MHP'Lİ KALYONUCU "SU ZİRVESİNDEN HAYAL KIRIKLIĞI ÇIKTI"
MHP İzmir Milletvekili Hasan Kalyoncu, dün CHP'li 11 büyükşehir ve 11 il belediye başkanının Fuar İzmir'de imzaladığı 'Su Manifestosu'nu eleştirdi.
Kalyoncu, yaptığı yazılı açıklamayla, atılması gereken 10 adım eleştirilirken, imzacı belediye başkanlaırnın hükümetin attığı adımlardan haberdar olmadığı ifade edildi.
“Güzel İzmir’imizde CHP’li Büyükşehir Belediye Başkanları ve 11 il belediye başkanı yine durumdan vazife çıkararak bir araya gelmiş, kendilerini hükümetin yerine koyarak manifesto yayınlamıştır. Fakat manifesto dedikleri metni okuduğunuzda hükümetin yaptığı ve gelecekte planladığı çalışmaları bilmeksizin kaleme alınan bir metin olduğu görülmektedir. Tarım ve Orman Bakanlığı’nın, Çevre ve Şehircilik Bakanlığı’nın ve Dışişleri Bakanlığı’nın görevleri ile ilgili kararlar alıp Mecliste ne yapılması gerektiğinden tutun da hangi bakanlığın kurulacağına, hangi kanunun çıkarılması gerektiğine kadar tüm işleri halletmişler. Bu belediye başkanlarının işleri ne acaba? Belediyelerin yapması gerekenleri değil de hükümetin ne yapması gerektiğini konuşur olmuşlar.
Şimdi diyeceksiniz ki belediye başkanları ülkenin sorunlarını tartışıp öneri getiremez mi?
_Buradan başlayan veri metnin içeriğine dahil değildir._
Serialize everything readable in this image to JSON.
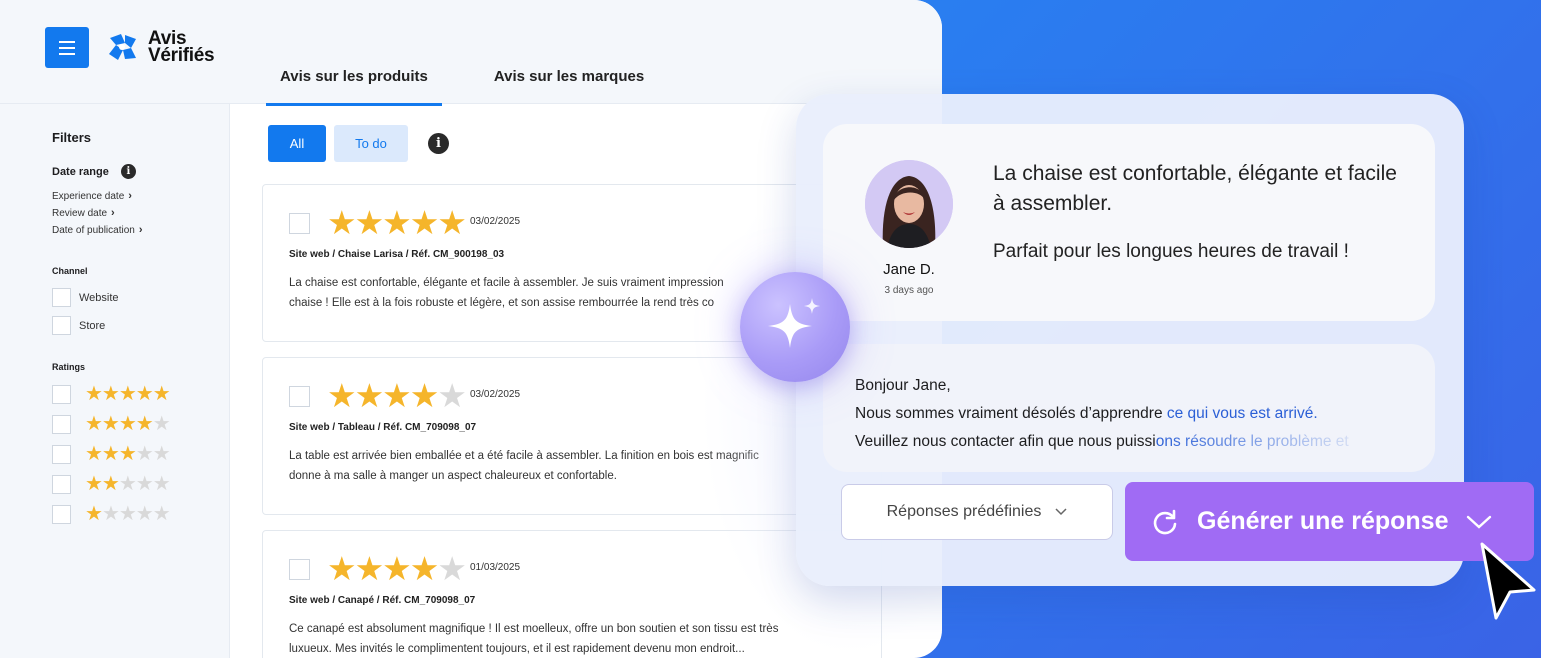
{
  "header": {
    "logo_line1": "Avis",
    "logo_line2": "Vérifiés",
    "tabs": [
      {
        "label": "Avis sur les produits",
        "active": true
      },
      {
        "label": "Avis sur les marques",
        "active": false
      }
    ]
  },
  "sidebar": {
    "title": "Filters",
    "date_range_label": "Date range",
    "date_links": [
      "Experience date",
      "Review date",
      "Date of publication"
    ],
    "channel_label": "Channel",
    "channels": [
      "Website",
      "Store"
    ],
    "ratings_label": "Ratings",
    "ratings": [
      5,
      4,
      3,
      2,
      1
    ]
  },
  "filters": {
    "all_label": "All",
    "todo_label": "To do"
  },
  "reviews": [
    {
      "rating": 5,
      "date": "03/02/2025",
      "meta": "Site web / Chaise Larisa / Réf. CM_900198_03",
      "line1": "La chaise est confortable, élégante et facile à assembler. Je suis vraiment impression",
      "line2": "chaise ! Elle est à la fois robuste et légère, et son assise rembourrée la rend très co"
    },
    {
      "rating": 4,
      "date": "03/02/2025",
      "meta": "Site web / Tableau / Réf. CM_709098_07",
      "line1": "La table est arrivée bien emballée et a été facile à assembler. La finition en bois est magnific",
      "line2": "donne à ma salle à manger un aspect chaleureux et confortable."
    },
    {
      "rating": 4,
      "date": "01/03/2025",
      "meta": "Site web / Canapé / Réf. CM_709098_07",
      "line1": "Ce canapé est absolument magnifique ! Il est moelleux, offre un bon soutien et son tissu est très",
      "line2": "luxueux. Mes invités le complimentent toujours, et il est rapidement devenu mon endroit..."
    }
  ],
  "ai_panel": {
    "author": "Jane D.",
    "ago": "3 days ago",
    "quote1": "La chaise est confortable, élégante et facile à assembler.",
    "quote2": "Parfait pour les longues heures de travail !",
    "reply_greeting": "Bonjour Jane,",
    "reply_l2_a": "Nous sommes vraiment désolés d’apprendre ",
    "reply_l2_b": "ce qui vous est arrivé.",
    "reply_l3_a": "Veuillez nous contacter afin que nous puissi",
    "reply_l3_b": "ons résoudre le problème et",
    "predef_label": "Réponses prédéfinies",
    "generate_label": "Générer une réponse"
  },
  "colors": {
    "brand_blue": "#1279ee",
    "star": "#f5b52b",
    "ai_purple": "#a06bf4"
  }
}
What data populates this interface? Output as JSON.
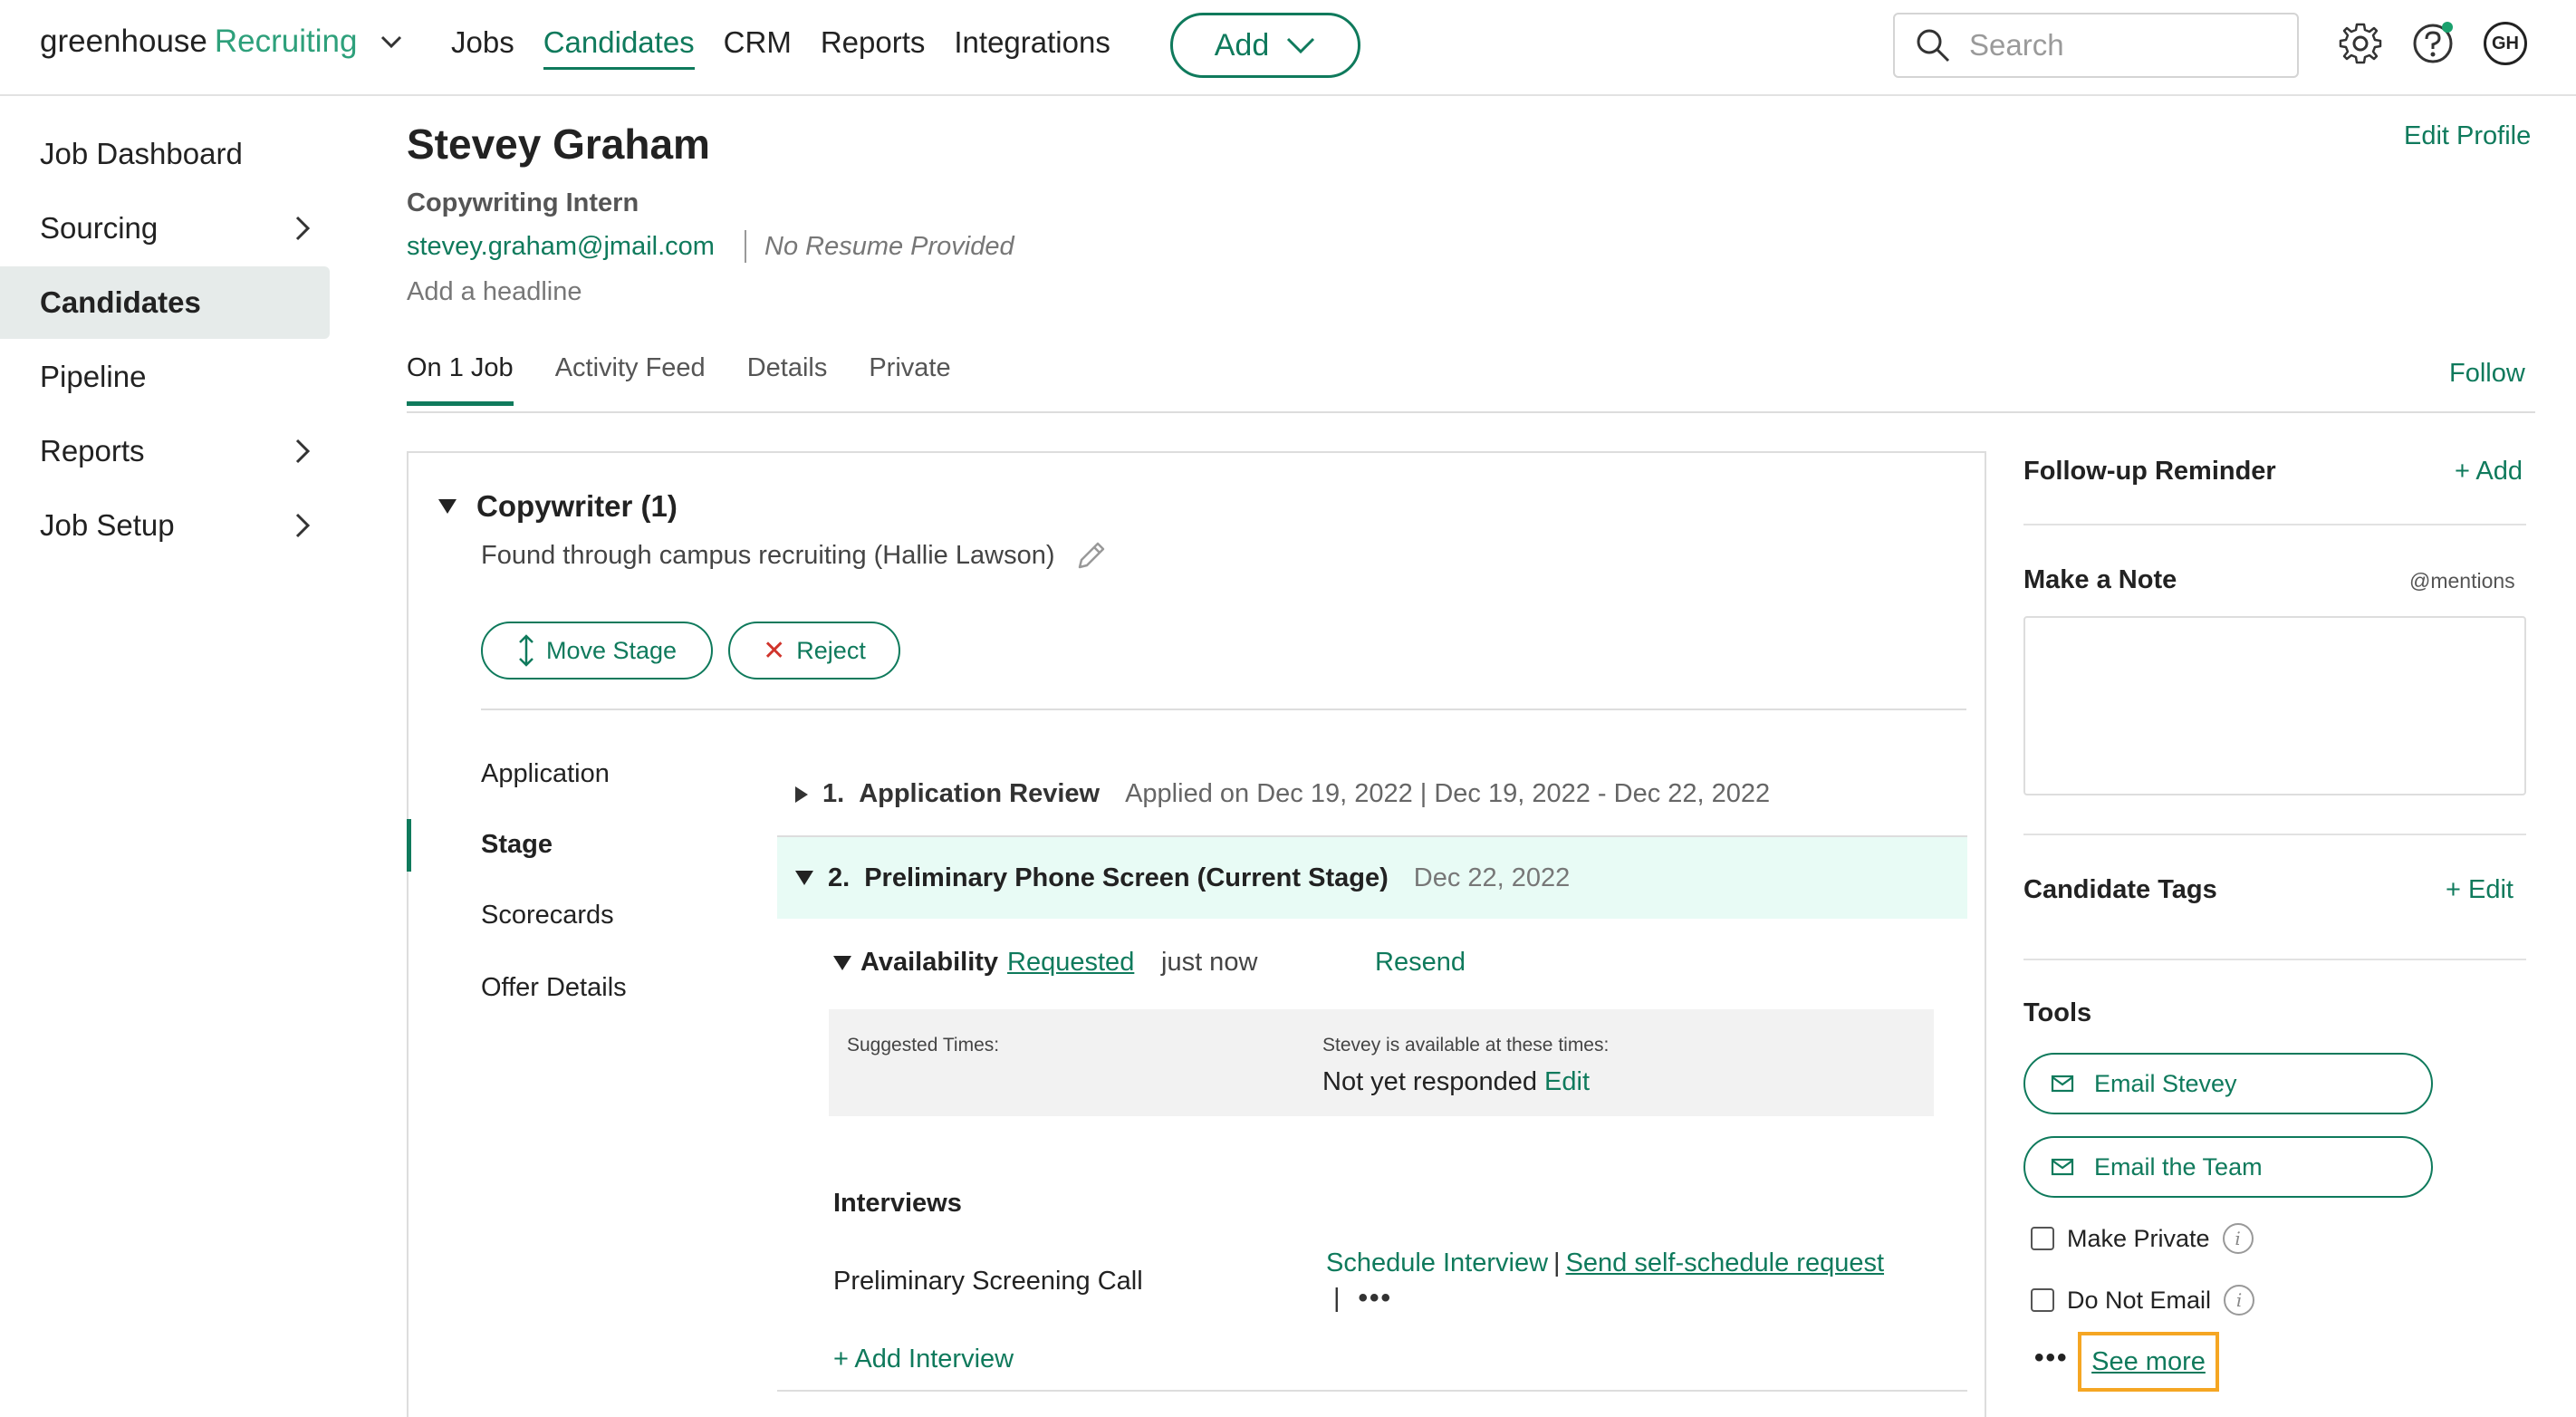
{
  "app": {
    "logo_main": "greenhouse",
    "logo_product": "Recruiting"
  },
  "nav": {
    "links": [
      "Jobs",
      "Candidates",
      "CRM",
      "Reports",
      "Integrations"
    ],
    "active": "Candidates",
    "add_label": "Add",
    "search_placeholder": "Search",
    "avatar_initials": "GH"
  },
  "sidebar": {
    "items": [
      {
        "label": "Job Dashboard",
        "has_chevron": false
      },
      {
        "label": "Sourcing",
        "has_chevron": true
      },
      {
        "label": "Candidates",
        "has_chevron": false,
        "active": true
      },
      {
        "label": "Pipeline",
        "has_chevron": false
      },
      {
        "label": "Reports",
        "has_chevron": true
      },
      {
        "label": "Job Setup",
        "has_chevron": true
      }
    ]
  },
  "candidate": {
    "name": "Stevey Graham",
    "title": "Copywriting Intern",
    "email": "stevey.graham@jmail.com",
    "resume_status": "No Resume Provided",
    "headline_placeholder": "Add a headline",
    "edit_profile_label": "Edit Profile"
  },
  "tabs": {
    "items": [
      "On 1 Job",
      "Activity Feed",
      "Details",
      "Private"
    ],
    "active": "On 1 Job",
    "follow_label": "Follow"
  },
  "job": {
    "title": "Copywriter (1)",
    "source": "Found through campus recruiting (Hallie Lawson)",
    "move_stage_label": "Move Stage",
    "reject_label": "Reject",
    "subnav": [
      "Application",
      "Stage",
      "Scorecards",
      "Offer Details"
    ],
    "subnav_active": "Stage",
    "stage1": {
      "number": "1.",
      "name": "Application Review",
      "meta": "Applied on Dec 19, 2022 | Dec 19, 2022 - Dec 22, 2022"
    },
    "stage2": {
      "number": "2.",
      "name": "Preliminary Phone Screen (Current Stage)",
      "meta": "Dec 22, 2022"
    },
    "availability": {
      "label": "Availability",
      "status": "Requested",
      "time": "just now",
      "resend_label": "Resend",
      "suggested_label": "Suggested Times:",
      "available_label": "Stevey is available at these times:",
      "response": "Not yet responded",
      "edit_label": "Edit"
    },
    "interviews": {
      "heading": "Interviews",
      "name": "Preliminary Screening Call",
      "schedule_label": "Schedule Interview",
      "separator": "|",
      "self_schedule_label": "Send self-schedule request",
      "more_label": "•••",
      "add_label": "+ Add Interview"
    }
  },
  "right_panel": {
    "followup_heading": "Follow-up Reminder",
    "followup_add": "+ Add",
    "note_heading": "Make a Note",
    "note_mentions": "@mentions",
    "tags_heading": "Candidate Tags",
    "tags_edit": "+ Edit",
    "tools_heading": "Tools",
    "email_candidate": "Email Stevey",
    "email_team": "Email the Team",
    "make_private": "Make Private",
    "do_not_email": "Do Not Email",
    "info_glyph": "i",
    "more_dots": "•••",
    "see_more": "See more"
  },
  "colors": {
    "accent": "#0f7a5c",
    "logo_green": "#2ea07b",
    "current_stage_bg": "#e8fbf5",
    "highlight": "#f5a623",
    "reject_x": "#d0342c"
  }
}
Tabi ki haklarıdır.
“ROL KAPMA ÇABASI ÇIKTI”
Fakat 22 kadar zevat buluşup ve konuyu tartışıp önce belediye olarak almaları gereken önlemlerden bahsetselerdi ve manifesto denen metinde bunlara yer verselerdi dikkate alınabilirdi. Ayrıca konu bir de iklim değişikliği ve su olunca en büyük su tüketicisi belediyelerdir. İklim değişikliğinden en fazla etkilenecek alanlar da şehirlerdir. Toplantının veya etkinliğin adı da “Kentlerde Sürdürülebilir Su Politikaları Zirvesi” olunca biz de manifesto denen şeyi merak ettik. Fakat manifesto kısmından hayal kırıklığı ve rol kapma çabası çıkmıştır.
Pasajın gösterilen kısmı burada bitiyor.